Review Summary: The Be Here Now of twee.
Although its origin has been debated, the term “the Disease of More” is generally considered to have been coined by noted Los Angeles Lakers/New York Knicks coach and current Miami Heat Sith Lord Pat Riley in his 1988 non-fiction bestseller
Showtime. Riley was using the phrase to discuss the problems that crop up in a team attempting to follow a championship year – in his case, the 1980-81 Lakers – with equal success. The problem with reaching the pinnacle of basketball for that supremely talented team, Riley found, was that everyone wanted a greater slice of the pie: more run, more shots, more money. As Riley succinctly put it, “success is often the first step toward disaster.” The Disease of More is not confined to basketball of course; in a consumer-driven society, it has almost become the norm.

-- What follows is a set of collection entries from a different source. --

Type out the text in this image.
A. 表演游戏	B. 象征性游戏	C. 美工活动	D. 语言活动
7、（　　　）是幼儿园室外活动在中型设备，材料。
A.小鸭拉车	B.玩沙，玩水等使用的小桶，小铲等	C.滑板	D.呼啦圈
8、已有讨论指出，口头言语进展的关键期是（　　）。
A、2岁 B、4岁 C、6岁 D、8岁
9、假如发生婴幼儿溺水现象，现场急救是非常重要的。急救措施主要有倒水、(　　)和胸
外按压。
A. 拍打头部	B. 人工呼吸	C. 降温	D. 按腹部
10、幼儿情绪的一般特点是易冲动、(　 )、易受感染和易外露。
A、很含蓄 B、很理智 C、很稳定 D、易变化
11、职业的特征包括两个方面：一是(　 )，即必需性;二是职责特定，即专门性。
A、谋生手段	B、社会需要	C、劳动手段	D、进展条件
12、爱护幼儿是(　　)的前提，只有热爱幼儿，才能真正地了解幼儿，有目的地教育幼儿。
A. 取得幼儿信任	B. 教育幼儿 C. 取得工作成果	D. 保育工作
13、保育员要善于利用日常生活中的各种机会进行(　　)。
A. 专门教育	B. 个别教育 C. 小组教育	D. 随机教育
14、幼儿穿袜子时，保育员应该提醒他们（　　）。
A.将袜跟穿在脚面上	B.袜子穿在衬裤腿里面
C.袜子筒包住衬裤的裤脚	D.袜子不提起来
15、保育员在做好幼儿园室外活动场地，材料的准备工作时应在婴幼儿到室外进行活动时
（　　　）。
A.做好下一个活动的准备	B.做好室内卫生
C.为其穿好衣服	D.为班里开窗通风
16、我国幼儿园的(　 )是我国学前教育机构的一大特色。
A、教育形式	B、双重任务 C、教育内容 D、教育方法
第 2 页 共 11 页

With the Lakers it was selfish attitudes and a subversion of the team-first play that had led them to the top; for a Wall Street trader it may be a greater, stronger high, finding new ways to enhance returns and snort up the accompanying greater and greater dividends over the weekend. For Belle & Sebastian’s Stuart Murdoch, his symptoms have resulted in
Girls in Peacetime Want to Dance, an unwieldy record that has a vague idea of where it wants to go and what it wants to be but spends most of its bloated runtime taking so many paths to get there that the end result is a confused mess.
You can see where Murdoch is going with this. Aside from being perhaps his most immediately arresting song, with lyrics that strike at the heart of Murdoch’s lifelong battle with chronic fatigue syndrome and the blossoming of his musical talents, opener “Nobody’s Empire” is a blast of unvarnished power-pop, augmented by swelling instrumentation and an easy melodicism that have been hallmarks of Belle & Sebastian since 2003’s
Dear Catastrophe Waitress. Unlike many of the songs here, you don’t realize that the track runs beyond five minutes, so organic and captivating is the hook and Murdoch’s storytelling. Sadly, “Nobody’s Empire” quickly becomes the exception that proves the rule.
Girls in Peacetime Want to Dance is a record far more concerned with trying out flashy new costumes for Belle & Sebastian rather than focusing on anything substantial. Consider “Enter Sylvia Plath,” for example, a bouncy disco-flavored hit that has an ABBA-worthy synth line yet stretches incomprehensibly on for nearly seven minutes into a Euro-pop blur, Murdoch’s lyrics buried under a repetitive, thudding groove. “Play for Today” suffers from the same pretensions, burying a simple rhythm under layers and layers of sound, adding and subtracting over the course of seven-and-a-half minutes before retreating into a narcoleptic outro, floating strands of backing vocals and lyrics tossed lazily off between Murdoch and guest vocalist Dee Dee of the Dum Dum Girls. Cuts like your standard mid-tempo B&S numbers “Allie” and “The Book of You” seem haphazardly tacked on to a record that seems intent on building a new identity out of sequins and cheesy Eurovision pop, a wonky guitar solo barely distinguishing the latter at the end, an oddity for the sake of being odd. It’s the musical equivalent of grasping at straws.
Belle & Sebastian have always been a playful band, and
Girls in Peacetime Want to Dance is, at its best, an eminently entertaining record, one that filters common B&S themes – love, loveliness, a forlorn appreciation for things past – through producer Ben Allen’s gorgeous glitter machine. First single “The Party Line” has the kind of stomp and winking sexual vigor that the rest of the ‘80s-influenced tunes here lack. “The Everlasting Muse,” on the other hand, is deliciously weird in an entirely different, unexpected way, meandering along through a jazzy lounge before locking rigidly into a stridently folksy march. Best of all is “The Cat with the Cream,” a dreamy piece of atmospheric strings and Murdoch’s wisp of a voice that burns slowly, solemnly, allowing the full weight of one of his more politically charged lyrics to sink in, heavy and foreboding. Tracks like these and the general breadth of songwriting on display make it clear that Belle & Sebastian are far from washed up after their long break. Yet
Girls in Peacetime Want to Dance never comes across as anything more than a number of different statements, as if Murdoch and company had trouble paring down all the ideas of the past few years and wanted to get it all out now, as if it would be otherwise lost. In trying for everything, they’ve highlighted the disjointedness of the end product, turning a fully-fledged transformation into an erratic collection of middling-to-great Belle & Sebastian songs. For a band that has had trouble articulating a consistent identity for nearly a decade now, at least one thing is clear: more is not always better.